Finding Jesus May Not Save Your Soul, But It Can Make You Famous

Why do so many Americans see his face in food?

Last week, Chyenna Richards got what every American seems to lust for nowadays: her name in a Huffington Post headline. It read, “Chyenna Richards sees Jesus in bathroom mold.” There was even video of Chyenna and her very filthy bathroom. “One of God’s mysteries,” a neighbor marveled, and it is one of God’s mysteries that everyone in that house doesn’t have cholera. Chyenna’s roommate, Thomas George, was in jail when the mold took on its divine resemblance. His theory is that the Christ is keeping an eye on him, to make sure he doesn’t wind up doing more time.

So Chyenna’s famous Jesus image joins such other modern-day visitations as the Jesus in the TV set, the Jesus in the stingray, the Jesus in the power meter, the Jesus in the tortilla, the Jesus in the iron, Grilled Cheesus, and the Jesus in the terrier’s arse. An awful lot of people, it seems, are looking for Jesus all the time, no matter what they might be doing.

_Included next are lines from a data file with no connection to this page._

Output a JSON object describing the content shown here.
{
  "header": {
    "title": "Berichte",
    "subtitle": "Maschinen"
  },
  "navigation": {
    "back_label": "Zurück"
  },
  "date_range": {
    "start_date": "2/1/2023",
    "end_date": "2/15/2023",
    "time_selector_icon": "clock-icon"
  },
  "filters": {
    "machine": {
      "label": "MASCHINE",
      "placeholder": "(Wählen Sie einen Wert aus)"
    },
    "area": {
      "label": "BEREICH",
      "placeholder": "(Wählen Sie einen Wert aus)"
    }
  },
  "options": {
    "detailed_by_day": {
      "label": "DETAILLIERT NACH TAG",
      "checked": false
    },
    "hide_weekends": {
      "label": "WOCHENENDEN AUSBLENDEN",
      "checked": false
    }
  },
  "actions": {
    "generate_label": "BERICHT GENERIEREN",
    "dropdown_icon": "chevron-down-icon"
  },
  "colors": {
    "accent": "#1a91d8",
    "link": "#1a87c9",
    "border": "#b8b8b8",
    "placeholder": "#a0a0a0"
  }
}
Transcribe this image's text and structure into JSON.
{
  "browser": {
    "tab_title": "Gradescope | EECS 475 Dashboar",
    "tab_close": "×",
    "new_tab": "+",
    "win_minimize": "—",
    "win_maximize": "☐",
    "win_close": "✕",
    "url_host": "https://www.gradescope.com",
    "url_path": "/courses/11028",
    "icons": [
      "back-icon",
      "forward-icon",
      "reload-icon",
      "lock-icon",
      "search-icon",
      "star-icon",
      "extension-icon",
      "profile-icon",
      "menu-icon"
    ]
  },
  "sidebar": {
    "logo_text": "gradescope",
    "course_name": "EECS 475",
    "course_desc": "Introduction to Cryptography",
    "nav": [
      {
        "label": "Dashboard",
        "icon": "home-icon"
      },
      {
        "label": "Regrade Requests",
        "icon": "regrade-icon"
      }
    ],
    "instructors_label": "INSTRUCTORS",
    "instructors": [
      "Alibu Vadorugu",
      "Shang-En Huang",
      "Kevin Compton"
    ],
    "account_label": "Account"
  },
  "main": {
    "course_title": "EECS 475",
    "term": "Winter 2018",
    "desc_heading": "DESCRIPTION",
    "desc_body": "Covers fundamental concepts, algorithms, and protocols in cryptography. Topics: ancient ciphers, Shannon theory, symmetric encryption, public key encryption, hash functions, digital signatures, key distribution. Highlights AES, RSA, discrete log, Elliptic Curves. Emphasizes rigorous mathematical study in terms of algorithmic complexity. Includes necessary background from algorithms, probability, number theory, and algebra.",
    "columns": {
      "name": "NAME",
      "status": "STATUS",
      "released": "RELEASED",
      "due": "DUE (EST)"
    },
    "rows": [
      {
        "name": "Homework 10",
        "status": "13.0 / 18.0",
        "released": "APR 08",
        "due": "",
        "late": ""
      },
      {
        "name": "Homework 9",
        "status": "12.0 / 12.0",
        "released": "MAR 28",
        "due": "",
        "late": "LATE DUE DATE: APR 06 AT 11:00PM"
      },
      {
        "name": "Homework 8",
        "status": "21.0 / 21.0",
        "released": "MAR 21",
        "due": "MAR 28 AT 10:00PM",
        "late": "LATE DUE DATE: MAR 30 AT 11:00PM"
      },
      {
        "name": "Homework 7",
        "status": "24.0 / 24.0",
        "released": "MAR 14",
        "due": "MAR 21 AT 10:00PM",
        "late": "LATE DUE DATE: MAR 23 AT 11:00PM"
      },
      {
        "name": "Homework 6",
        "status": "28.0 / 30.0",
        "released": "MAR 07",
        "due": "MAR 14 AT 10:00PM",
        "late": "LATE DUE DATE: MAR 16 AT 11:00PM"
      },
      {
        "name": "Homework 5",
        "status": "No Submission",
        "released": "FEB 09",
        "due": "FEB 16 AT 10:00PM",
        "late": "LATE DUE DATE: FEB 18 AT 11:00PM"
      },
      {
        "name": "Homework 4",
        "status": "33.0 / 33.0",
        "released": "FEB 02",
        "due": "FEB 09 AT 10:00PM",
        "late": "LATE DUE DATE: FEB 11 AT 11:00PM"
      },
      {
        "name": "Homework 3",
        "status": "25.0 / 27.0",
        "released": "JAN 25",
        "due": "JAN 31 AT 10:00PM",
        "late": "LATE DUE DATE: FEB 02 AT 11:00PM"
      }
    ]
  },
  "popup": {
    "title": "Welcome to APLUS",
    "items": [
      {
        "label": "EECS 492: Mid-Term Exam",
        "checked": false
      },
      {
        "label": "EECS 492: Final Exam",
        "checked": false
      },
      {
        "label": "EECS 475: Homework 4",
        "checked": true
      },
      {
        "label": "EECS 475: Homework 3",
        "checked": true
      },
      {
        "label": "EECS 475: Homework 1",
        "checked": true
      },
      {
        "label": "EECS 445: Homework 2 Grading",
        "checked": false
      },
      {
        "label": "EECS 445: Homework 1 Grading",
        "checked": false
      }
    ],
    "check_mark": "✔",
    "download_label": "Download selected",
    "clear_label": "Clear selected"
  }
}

And they don’t seem at all discombobulated that Jesus might be looking at them in the bath.

You know what always pops into my head when somebody sees Jesus in, say, a pancake? It’s this: Nobody actually has any idea what Jesus looked like. What people  see when they think they see Jesus could be any bearded guy at all: the Unabomber, or Lincoln, or Vladimir Lenin, or John Lennon. And why be sexist? It could also be a woman, like Lady Olga or Annie Jones.

The problem with seeing Annie Jones in your fish stick is that nobody is likely to come to your door with a TV camera to see it and help spread the gospel. Nor can you put your Bearded Lady Fish Stick up for auction on eBay and get some dumb casino to pay you $28,000 for it. Oh, you might get your husband to come to the kitchen from the living room to see it, but even that’s not a sure bet. Much safer to say Jesus—that will at least get him out of the Laz-E-Boy.

Which starts me wondering: Do people in China see images of Confucius in their scallion pancakes? How come you never read about, say, somebody in India seeing the face of Vishnu in a piece of naan? Is it because Americans have so much more food, and are thus more likely to sit around staring at it instead of eating it? Or is it because we’re simply more gullible? By which I mean, of course, holier? Or is it that we ingest the body of Jesus all the time anyway at the Holy Eucharist, and so seeing Him in our banana doesn’t seem weird at all?

None of those theories, alas, explains Chyenna’s disgusting bathtub. But I can tell you,  if my bathroom looked like that, I’d invest in some serious chlorine bleach before I showed it to the world. In this case, cleanliness should come before godliness. Meantime, you crazy kids out there, you keep on seeing Jesus in your chewing gum and your kudzu and your pierogi and even on your (blissfullly clean) toilet seat.